OpenAI, which is the company behind ChatGPT, launched GPTBot earlier this month.

The three websites are part of the six “biggest websites” that have blocked GPTBot within the first two weeks following its launch, according to recent research from OriginalityAI, a company that checks for the presence of AI content.

The other websites include Quora, CNN and wikiHow, it revealed.

The NYT’s terms of service were recently updated to make the prohibition against “the scraping of our content for AI training and development… even more clear,” according to a spokesman quoted in a report by The Guardian on Friday.

The news outlet’s terms of service webpage, which was last updated on Aug 3, indicated that its content cannot be used for “the development of any software program, including, but not limited to, training a machine learning or AI system” without its consent.

GPTBot will comb through the internet and “may potentially be used” to improve future AI models, among other things, said OpenAI on its website.

“Allowing GPTBot to access your site can help AI models become more accurate and improve their general capabilities and safety,” it added.

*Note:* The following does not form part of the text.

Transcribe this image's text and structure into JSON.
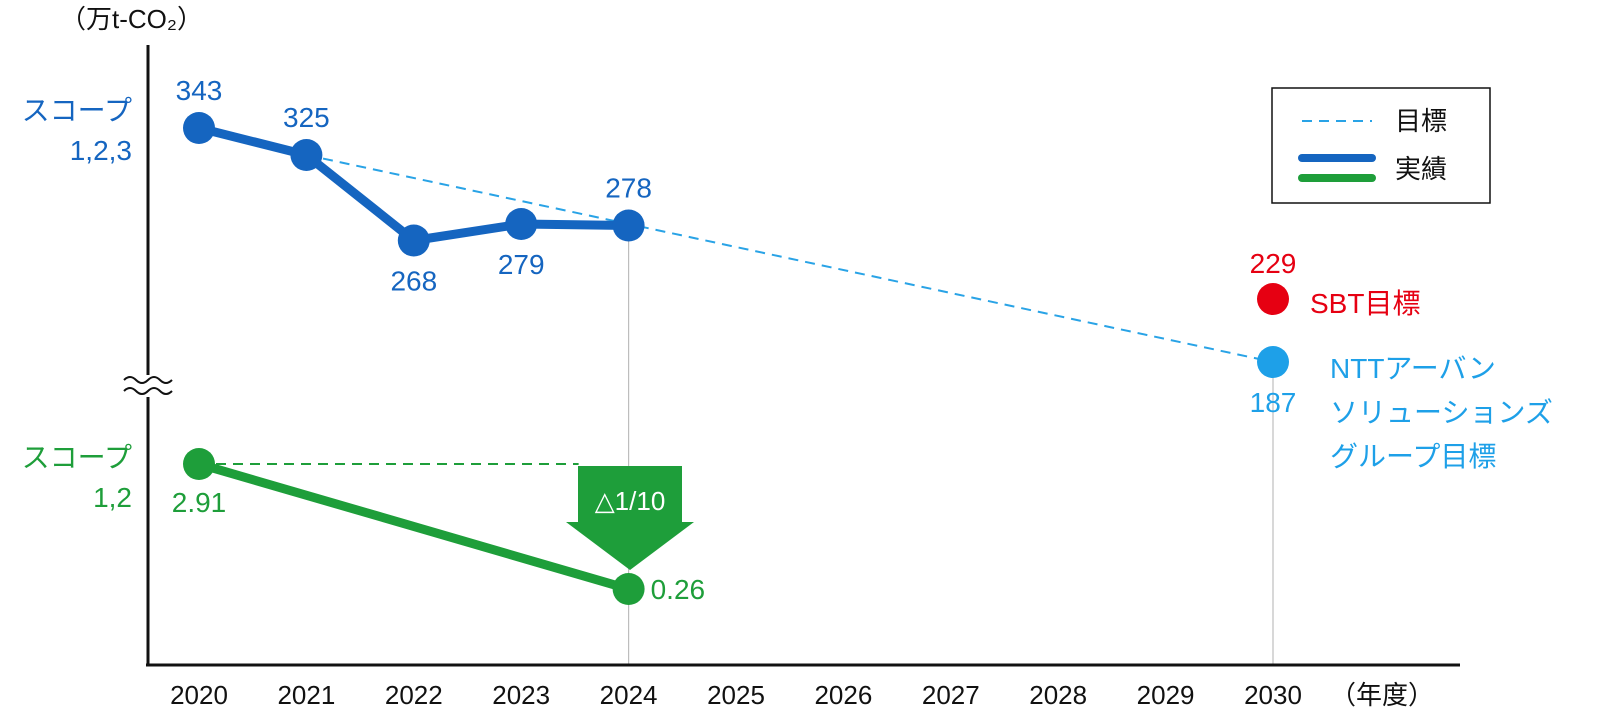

The company also said that websites can choose to restrict GPTBot from accessing them by either partially or opting out entirely.

AI language models such as ChatGPT develop knowledge from vast amount of information gleaned through the Internet. The models then learn how to give correct outputs.

There have been concerns about how some web crawlers train AI models. For instance, some authors, including Stephen King’s pirated works, have been used to train AI tools, according to The Atlantic.